MILHARES PROTESTAM NA VIRGÍNIA EM FAVOR DA SEGUNDA EMENDA


Por Luciando Oliveira
A Virginia é o 11.º estado americano com mais negros. Leis desarmamentistas americanas foram criadas para desarmar negros. André Fran, da Globo News, disse que manifestantes são brancos racistas
O governador democrata Ralph Northam quer viabilizar projetos de leis para impedir o acesso a armas de fogo na Virgínia, EUA. Ainda é necessário passar pelo Senado e pela Câmara dos Representantes do Estado para serem aprovados.

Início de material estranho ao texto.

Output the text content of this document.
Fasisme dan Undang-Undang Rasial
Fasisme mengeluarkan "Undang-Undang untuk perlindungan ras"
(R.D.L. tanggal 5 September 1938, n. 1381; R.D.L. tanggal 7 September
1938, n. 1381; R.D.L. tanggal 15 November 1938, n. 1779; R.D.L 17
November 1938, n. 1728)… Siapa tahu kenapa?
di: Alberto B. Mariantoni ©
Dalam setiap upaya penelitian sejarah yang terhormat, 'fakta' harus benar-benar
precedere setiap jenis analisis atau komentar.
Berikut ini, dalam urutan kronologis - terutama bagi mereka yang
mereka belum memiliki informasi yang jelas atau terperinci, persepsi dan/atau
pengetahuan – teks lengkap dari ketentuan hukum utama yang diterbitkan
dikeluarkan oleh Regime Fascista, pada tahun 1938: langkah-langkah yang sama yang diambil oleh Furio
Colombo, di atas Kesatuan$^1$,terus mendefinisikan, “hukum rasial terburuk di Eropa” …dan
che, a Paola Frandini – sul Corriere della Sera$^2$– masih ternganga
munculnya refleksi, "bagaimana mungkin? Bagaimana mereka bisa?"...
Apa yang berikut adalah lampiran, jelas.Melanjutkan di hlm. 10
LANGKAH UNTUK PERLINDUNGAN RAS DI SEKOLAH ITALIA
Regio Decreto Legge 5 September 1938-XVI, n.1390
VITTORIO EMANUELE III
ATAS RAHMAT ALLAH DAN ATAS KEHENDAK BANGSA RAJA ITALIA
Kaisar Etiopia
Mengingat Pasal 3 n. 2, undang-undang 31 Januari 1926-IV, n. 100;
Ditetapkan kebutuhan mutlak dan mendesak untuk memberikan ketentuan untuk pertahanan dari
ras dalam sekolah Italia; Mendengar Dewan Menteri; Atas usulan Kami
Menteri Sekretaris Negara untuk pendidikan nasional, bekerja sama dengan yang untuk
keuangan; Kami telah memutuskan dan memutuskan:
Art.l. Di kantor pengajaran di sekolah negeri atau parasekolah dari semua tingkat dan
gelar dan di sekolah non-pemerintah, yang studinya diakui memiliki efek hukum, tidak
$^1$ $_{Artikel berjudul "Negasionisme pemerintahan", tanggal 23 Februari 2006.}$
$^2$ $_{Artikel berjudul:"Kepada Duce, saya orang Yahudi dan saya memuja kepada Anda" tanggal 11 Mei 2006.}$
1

De qualquer forma, isso foi o suficiente para criar um levante popular na região.
No dia de Martin Luther King (Day) – MLK Day, dia 20 de janeiro de 2020, os armamentistas de vários estados americanos foram até Capitólio, local onde ficam as casas legislativas do Estado da Virgínia, para protestar contras estas leis e comemorar o dia de Luther King também como uma celebração dos direitos civis, dentre estes, o porte e a posse de armas do qual Martin Luther era a favor.
Luther King mesmo sendo um pacifista e adepto da não violência, não abria mão de armas para sua defesa, estas que estavam (faziam) presentes mesmo em sua igreja”, escreve Bene Barbosa, presidente do movimento Viva Brasil
Por segurança, vários condados e unidades administrativas (pequenos municípios) votaram resoluções que ativaram o Santuário da Segunda Emenda, para desobrigar os cidadãos a obedecerem as leis desarmamentistas que o governador e políticos da Virginia querem aprovar.
Os xerifes do Estado já disseram que não irão aplicar as legislações restritivas ao porte e a posse de armas caso sejam aprovadas:

Para variar, a extrema-imprensa brasileira já acusa os participantes de serem de extrema-direita e racistas, como é o caso de André Fran, comentarista da Globo News, e Lucia Guimarães, da Folha de São Paulo:

Muito pelo contrário, o controle de armas é algo elitista. A ideia é tirar as armas dos negros e latinos para que estes dependam do Estado. Não é a toa que vemos muitos negros com a camiseta “Black Guns Matter” (Armas negras importam) no protesto como uma forma de exigir o direito ao porte, assim como Luther King queria.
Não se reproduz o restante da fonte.